Development Lab

Printing plastics in Pune

Jessica Fujimori, Global MIT

When Sidhant Pai '14 was growing up in Pune, India, garbage was rarely on his mind. But that changed when Pai returned to his community the summer after his junior year at MIT.

Pai was working with MIT's Development Lab (D-Lab), doing some ground research in India. While he was there, his mother — a journalist who writes about social and environmental issues — introduced him to the waste picker community.

Waste pickers comb through trash, separating plastic from organic waste. For their efforts, they earn only 15 to 18 rupees (25 to 30 cents) per kilogram of waste. Though Pai had lived in the area his whole life and knew of the waste pickers, he had never seen them work. "When you go to the dump, you realize the conditions they work in are just atrocious," he says. "You also realize how important their work is; that's where all the waste management happens. If they weren't around, we wouldn't be recycling a lot of the stuff that we recycle."

Yet for all their labor, a waste picker would earn on average less than a dollar a day. The pickers are also often stigmatized for their work and their lower status. "They weren't being compensated fairly, either financially or socially," Pai says.

The problem, he realized, was that the material the waste pickers collected sold for little money. "Regardless of how many hours of work they put into collecting the plastic, at the end of the day, the plastic didn't have very high market value," Pai says. "There needed to be a way to add value to the plastic."
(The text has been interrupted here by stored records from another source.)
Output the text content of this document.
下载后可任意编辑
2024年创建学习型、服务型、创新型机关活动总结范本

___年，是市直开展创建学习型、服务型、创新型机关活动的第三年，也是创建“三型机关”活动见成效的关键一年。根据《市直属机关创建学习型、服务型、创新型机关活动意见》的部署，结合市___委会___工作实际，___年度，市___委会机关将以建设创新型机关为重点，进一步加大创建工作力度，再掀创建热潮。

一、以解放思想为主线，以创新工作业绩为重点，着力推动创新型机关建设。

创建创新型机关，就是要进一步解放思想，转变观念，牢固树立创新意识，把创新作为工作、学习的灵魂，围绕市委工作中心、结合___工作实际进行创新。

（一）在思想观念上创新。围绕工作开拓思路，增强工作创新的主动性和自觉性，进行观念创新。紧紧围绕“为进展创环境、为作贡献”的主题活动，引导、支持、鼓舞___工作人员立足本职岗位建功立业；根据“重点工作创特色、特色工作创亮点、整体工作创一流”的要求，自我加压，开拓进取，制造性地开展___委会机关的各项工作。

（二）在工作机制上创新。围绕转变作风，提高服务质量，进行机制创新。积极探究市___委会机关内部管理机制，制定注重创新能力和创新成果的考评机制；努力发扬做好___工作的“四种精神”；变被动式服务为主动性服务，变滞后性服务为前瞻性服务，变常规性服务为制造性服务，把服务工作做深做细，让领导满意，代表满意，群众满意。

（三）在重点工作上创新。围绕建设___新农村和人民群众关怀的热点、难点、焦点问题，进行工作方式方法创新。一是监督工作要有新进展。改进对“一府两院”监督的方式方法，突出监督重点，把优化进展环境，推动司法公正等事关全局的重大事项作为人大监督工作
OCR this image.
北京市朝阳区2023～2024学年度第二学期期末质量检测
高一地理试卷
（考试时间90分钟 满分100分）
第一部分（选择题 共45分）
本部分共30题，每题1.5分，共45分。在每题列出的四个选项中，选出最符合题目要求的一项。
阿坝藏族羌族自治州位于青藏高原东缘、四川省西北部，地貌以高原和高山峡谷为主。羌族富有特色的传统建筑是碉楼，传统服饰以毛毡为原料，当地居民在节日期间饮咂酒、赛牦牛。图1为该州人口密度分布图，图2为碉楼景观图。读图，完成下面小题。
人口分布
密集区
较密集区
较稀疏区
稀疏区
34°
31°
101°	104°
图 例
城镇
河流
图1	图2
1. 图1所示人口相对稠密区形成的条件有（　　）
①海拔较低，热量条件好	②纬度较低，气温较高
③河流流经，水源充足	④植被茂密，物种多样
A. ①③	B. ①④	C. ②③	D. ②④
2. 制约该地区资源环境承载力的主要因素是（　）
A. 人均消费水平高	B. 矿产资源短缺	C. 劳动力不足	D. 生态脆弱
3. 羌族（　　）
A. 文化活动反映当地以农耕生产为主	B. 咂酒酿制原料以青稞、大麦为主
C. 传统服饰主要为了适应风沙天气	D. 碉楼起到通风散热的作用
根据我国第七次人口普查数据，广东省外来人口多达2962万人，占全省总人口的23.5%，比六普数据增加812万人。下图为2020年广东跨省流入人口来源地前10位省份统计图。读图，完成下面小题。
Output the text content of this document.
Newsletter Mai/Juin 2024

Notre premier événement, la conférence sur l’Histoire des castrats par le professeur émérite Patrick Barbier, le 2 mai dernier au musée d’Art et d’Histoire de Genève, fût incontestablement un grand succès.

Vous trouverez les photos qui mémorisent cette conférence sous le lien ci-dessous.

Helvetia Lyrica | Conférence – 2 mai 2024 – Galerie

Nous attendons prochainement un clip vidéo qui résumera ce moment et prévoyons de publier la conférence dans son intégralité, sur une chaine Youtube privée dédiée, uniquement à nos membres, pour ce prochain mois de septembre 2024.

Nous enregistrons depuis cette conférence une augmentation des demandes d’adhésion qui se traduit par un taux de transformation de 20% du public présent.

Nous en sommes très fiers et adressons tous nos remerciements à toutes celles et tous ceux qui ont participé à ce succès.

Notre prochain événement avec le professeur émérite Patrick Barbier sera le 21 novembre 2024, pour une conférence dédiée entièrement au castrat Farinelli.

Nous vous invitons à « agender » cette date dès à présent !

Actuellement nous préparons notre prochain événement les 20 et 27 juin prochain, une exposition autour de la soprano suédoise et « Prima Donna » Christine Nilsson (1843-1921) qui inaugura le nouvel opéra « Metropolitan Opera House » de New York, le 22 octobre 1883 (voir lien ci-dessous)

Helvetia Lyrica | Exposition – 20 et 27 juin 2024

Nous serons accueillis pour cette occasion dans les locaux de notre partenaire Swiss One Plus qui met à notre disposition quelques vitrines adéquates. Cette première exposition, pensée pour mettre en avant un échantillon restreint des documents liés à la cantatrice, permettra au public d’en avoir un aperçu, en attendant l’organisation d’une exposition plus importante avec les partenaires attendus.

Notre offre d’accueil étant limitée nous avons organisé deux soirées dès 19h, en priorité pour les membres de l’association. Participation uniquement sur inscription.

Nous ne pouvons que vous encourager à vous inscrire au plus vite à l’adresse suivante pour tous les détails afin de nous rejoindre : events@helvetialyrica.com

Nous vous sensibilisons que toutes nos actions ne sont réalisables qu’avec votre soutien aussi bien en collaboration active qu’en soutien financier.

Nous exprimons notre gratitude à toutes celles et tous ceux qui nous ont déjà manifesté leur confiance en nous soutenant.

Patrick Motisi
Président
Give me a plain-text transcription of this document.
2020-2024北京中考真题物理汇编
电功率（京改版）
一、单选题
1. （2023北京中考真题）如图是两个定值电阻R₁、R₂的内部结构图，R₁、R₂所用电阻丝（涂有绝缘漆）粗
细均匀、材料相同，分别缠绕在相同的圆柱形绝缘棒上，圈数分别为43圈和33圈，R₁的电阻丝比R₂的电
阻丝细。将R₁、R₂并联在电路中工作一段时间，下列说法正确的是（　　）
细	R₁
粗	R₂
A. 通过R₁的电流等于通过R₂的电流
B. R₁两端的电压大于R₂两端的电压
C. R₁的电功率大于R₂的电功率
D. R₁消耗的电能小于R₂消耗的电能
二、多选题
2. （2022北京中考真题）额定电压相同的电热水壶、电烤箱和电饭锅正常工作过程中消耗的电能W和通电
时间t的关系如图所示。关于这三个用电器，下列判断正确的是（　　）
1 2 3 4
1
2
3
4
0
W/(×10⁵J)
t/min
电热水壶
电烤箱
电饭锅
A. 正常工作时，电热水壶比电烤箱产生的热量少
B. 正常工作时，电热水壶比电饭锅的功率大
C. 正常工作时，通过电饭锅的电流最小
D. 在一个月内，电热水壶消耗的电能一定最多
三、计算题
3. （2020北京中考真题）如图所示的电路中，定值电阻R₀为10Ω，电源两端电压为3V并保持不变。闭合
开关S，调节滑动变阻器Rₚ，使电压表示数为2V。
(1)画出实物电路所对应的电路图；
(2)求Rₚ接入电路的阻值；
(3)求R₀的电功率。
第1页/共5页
Luckily, Pai had the beginnings of a solution already — in his basement. "At that time, my dad was getting into 3D printing just as a hobby, and I was helping him build a 3D printer in our basement," he says.

One day, the two began discussing 3D printer filament — the plastic material. Wondering if filament made from recycled materials was available, Pai did some research online and quickly realized that there was not. "We wondered if that could be the way to add value to the plastic — by converting it to filament, and selling the filament," he says.

A few hundred dollars and a couple of months later, Pai had a rudimentary working prototype. Pai, his parents, and a fellow MIT student, Katie Spies '14, began working with a waste pickers collective called SWaCH (Solid Waste Collection and Handling; the acronym means "clean" in Hindi) to improve the technology and start using it to process plastic waste into 3D printing filament.

There was a long way to go, though. "We were just a fledgling with a barely working prototype," Pai says. Throughout their senior year at MIT, Pai and Spies worked to develop the technology further, garner funding, and create a business plan. With the support of the D-Lab Scale-Ups Program, a fellowship from the MIT Legatum Center, and the IDEAS Competition at MIT, as well as an Echoing Green fellowship, they soon launched Protoprint.

Now, the company is in its pilot phase, iterating and improving the technology — two machines they call FlakerBot and ReFilBot — to produce higher-quality filament. They set up "Filament Labs" near dumps and train waste pickers to use their machines to process waste plastic into filament. Protoprint then buys the filament for nearly 15 times more than what the pickers can get for unprocessed plastic.

As a civil and environmental engineering major at MIT, Pai solved plenty of problems. But, he says, this one is not just closer to his home, but also to his heart. "It's particularly satisfying to solve a problem for a community that is otherwise very enterprising and hardworking but just lacks access to the resources to get themselves out of poverty," Pai says. "That really does describe the waste picker community."